Cultural preservation experts argue disasters and emergency recoveries like this one will only increase in number as the climate crisis worsens, which means institutions need to be better equipped to respond to them. In a new report titled Held in Trust, spearheaded by the Foundation for Advancement in Conservation (FAIC) and the National Endowment for the Humanities (NEH), more than 150 experts across various fields contribute findings on how to make cultural heritage conservation more resilient for a daunting future. The more than 200-page document examines urgent issues including diversity, equity, inclusion and accessibility in the field, and questions of ethics in conservation. But its authors identify climate change as the most significant threat.

Held in Trust provides the direction and inspiration to seize the opportunities before us and take action now, before even more cultural heritage is lost to the climate crisis and other threats,” Lissa Rosenthal-Yoffe, executive director of the FAIC and the American Institute for Conservation, said in a statement. “We are calling upon everyone who cares about preserving and protecting our irreplaceable cultural heritage to take the next steps with us.”

The project results from four years of collaboration between the FAIC and NEH and involved several issue-focused committees whose members ranged from conservators with the Seattle Museum of Art, San Francisco Museum of Modern Art and the Museum of Modern Art in New York to curators from Fisk University and the Burke Museum of Natural History and Culture in Seattle. Each group outlines specific actions that individuals and institutions in the conservation field can implement in the short to long term.

One important step they urge cultural heritage sites to take is creating an emergency action plan for natural disasters such as wildfires, earthquakes and heat waves. The plans should detail actions for staff to take before, during and after disasters strike.
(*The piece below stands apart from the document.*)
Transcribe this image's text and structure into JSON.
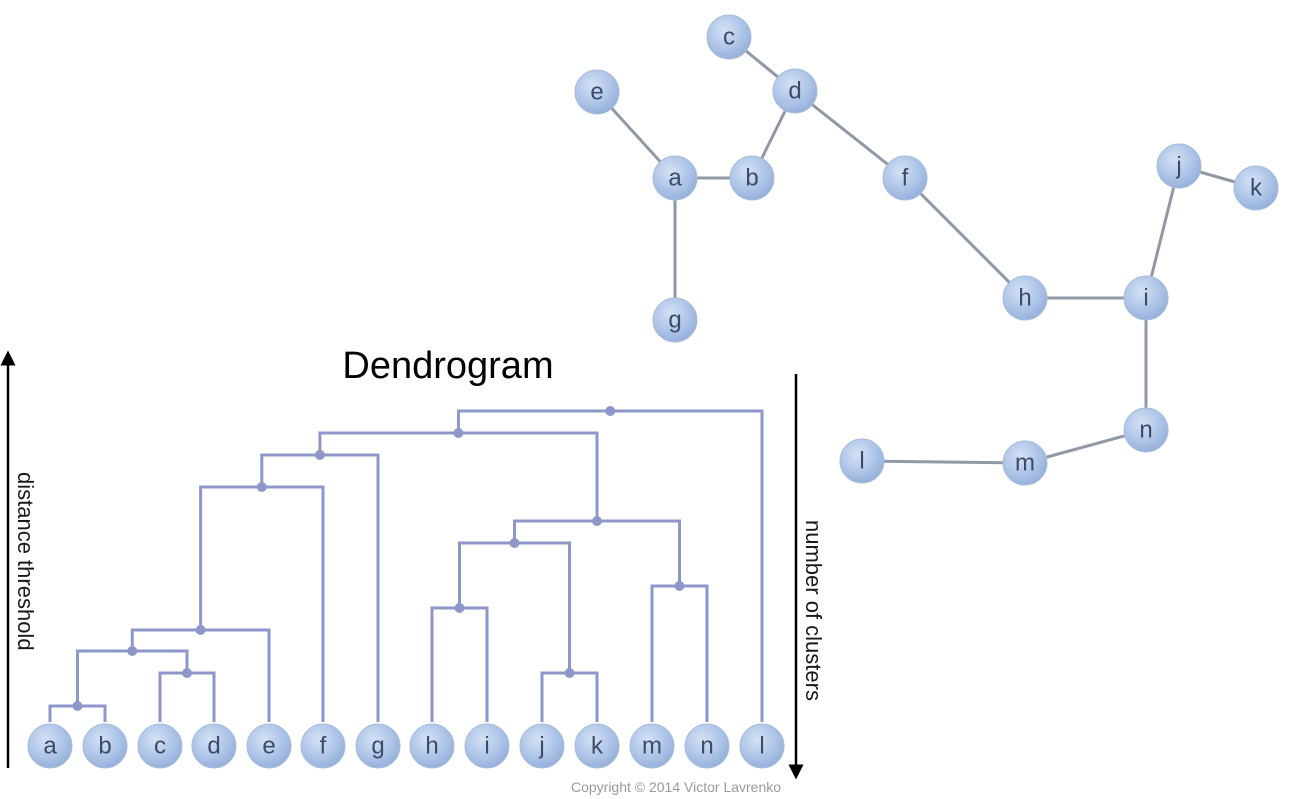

Other immediate needs include conducting risk assessment of heat-stress potential among staff, and health and safety assessments around the hazards of new technology.

“The climate crisis will set the priorities of sites and collections to protect,” the report states. “Some of the unknowns related to climate change are how our buildings and the environments in them will respond and the already changing ecological ranges of pests.” Mould growth, its authors note, will be a prominent problem stemming from the increase in disasters—and one that will affect not only objects but also staff health if improperly managed.

Another critical challenge faced by the preservation field is the environmental cost of the methods and tools used to safeguard objects. For instance, HVAC systems designed for careful temperature control require burning fossil fuels, and certain materials used to care for collections can be toxic.

The report recommends developing greener approaches to the treatment, research, display, storage and transportation of materials, with the goal of meeting sustainable development targets set by the United Nations. These could include piloting cooperative data storage options that would have a lower environmental impact. The report’s authors also note that thinking about environmentally sustainable conservation “provides an excellent avenue to include traditional Indigenous knowledge systems as valuable sources of scientific knowledge”.

FAIC has already begun building resources to help cultural institutions take more steps toward climate action. The foundation plans to launch a website later this year that features interactive maps showing how weather-driven climate risks have impacted historical sites in the past and how they could in the future. The platform will also include guided activities and other educational tools to help users learn more about climate resiliency. Such user-friendly, relatively accessible resources are intended to empower historical sites of different scales to care for cultural heritage in ways that might traditionally be overlooked in the professional field.

The report “seeks to explore a vision of what the future of conservation might look like”, said Shelly C. Lowe, the chair of the NEH, “work that is important not just to the field but to our collective humanity, and our ability not only to preserve objects, but to tell the stories that tie us together”.